Prunes are delightful snacks and can be magnificent if made from quality fruit. Commercial prunes are typically inexpensive, however, so prunes are probably not worth dehydrating yourself unless you have a lead on a good plum tree.
If you are lucky enough to have more plums than you know what to do with, here is how you can dehydrate your own prunes:
- Wash the plums.
- If you are using a dehydrator, rinse them briefly in hot tap water. If you are sun-drying, blanch the whole plums in boiling water for 30 seconds.
- Slice the plums in half around the pit. Give the two halves a twist to pull them apart. Pry out the pit with your finger or knife.
- Optionally, you can use sulfuring to further preserve the prunes.
- Place the plums in the dehydrator racks, cut-size up to avoid sticking. Since they will shrink, it is okay to pack the fresh plums closely beside each other.
- Check the instructions for your individual dehydrator for more accurate timing, but generally prunes should be dried at 145° F. After 4-6 hours, check their progress, rotate trays for even drying, and flip the prunes to face the other direction. Check every 1-2 hours to see if they are done.

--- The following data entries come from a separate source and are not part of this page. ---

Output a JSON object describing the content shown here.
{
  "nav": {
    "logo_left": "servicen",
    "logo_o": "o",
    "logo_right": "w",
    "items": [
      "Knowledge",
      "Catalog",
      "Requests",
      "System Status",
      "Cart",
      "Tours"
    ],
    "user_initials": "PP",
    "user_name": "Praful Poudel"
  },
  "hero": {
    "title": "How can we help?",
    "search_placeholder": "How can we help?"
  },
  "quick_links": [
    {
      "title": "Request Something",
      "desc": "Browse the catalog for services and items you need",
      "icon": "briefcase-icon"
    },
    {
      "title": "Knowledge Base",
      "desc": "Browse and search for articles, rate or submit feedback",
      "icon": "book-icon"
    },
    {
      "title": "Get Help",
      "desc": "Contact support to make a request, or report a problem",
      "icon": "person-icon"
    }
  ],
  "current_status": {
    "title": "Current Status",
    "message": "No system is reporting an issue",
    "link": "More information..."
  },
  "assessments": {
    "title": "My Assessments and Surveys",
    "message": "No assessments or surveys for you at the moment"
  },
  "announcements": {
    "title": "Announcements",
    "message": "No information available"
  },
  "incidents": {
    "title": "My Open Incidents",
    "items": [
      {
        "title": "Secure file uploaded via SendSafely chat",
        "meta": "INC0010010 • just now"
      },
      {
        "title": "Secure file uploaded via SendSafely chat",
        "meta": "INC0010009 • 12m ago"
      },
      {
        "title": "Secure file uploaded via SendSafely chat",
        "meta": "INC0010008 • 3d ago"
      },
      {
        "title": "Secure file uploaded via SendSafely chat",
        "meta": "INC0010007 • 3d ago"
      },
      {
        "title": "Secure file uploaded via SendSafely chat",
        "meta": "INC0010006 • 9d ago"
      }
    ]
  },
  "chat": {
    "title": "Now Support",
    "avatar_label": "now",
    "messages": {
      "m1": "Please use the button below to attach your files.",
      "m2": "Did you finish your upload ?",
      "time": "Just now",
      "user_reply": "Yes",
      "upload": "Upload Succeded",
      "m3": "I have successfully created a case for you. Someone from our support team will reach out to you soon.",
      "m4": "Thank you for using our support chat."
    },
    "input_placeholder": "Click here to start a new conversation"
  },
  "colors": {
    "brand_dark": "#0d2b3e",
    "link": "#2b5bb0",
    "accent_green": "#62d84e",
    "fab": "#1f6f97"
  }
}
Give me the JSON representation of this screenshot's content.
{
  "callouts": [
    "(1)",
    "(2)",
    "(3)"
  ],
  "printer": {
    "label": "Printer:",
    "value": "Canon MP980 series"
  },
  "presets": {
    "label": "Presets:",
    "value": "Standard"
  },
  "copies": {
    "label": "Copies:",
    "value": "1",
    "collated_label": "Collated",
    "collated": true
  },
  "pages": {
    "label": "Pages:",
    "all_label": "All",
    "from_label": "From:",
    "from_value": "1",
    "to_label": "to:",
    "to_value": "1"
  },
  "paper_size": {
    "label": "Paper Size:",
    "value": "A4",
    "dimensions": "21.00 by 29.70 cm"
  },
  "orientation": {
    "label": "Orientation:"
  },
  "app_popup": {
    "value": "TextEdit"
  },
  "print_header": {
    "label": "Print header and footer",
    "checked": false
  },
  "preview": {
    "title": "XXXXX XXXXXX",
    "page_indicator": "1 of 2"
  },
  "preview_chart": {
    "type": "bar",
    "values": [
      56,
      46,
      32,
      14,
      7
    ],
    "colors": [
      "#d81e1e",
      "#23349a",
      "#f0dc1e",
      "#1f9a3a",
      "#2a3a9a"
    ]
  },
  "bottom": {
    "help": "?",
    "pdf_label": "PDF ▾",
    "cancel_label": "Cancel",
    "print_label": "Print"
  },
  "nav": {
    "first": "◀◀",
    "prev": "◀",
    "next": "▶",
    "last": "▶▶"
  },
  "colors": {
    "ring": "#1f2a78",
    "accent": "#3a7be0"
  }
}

- The dried prunes should be pliable but show no signs of moisture. The drier they are, the less they will stick to the trays.
- If the humidity is low, leave the prunes in the unplugged dehydrator overnight to allow moisture to equalize.
- Check individual prunes, dry longer if necessary, and otherwise vacuum seal, or pack into thick Ziploc bags or jars. Store in the refrigerator until you are ready to eat them.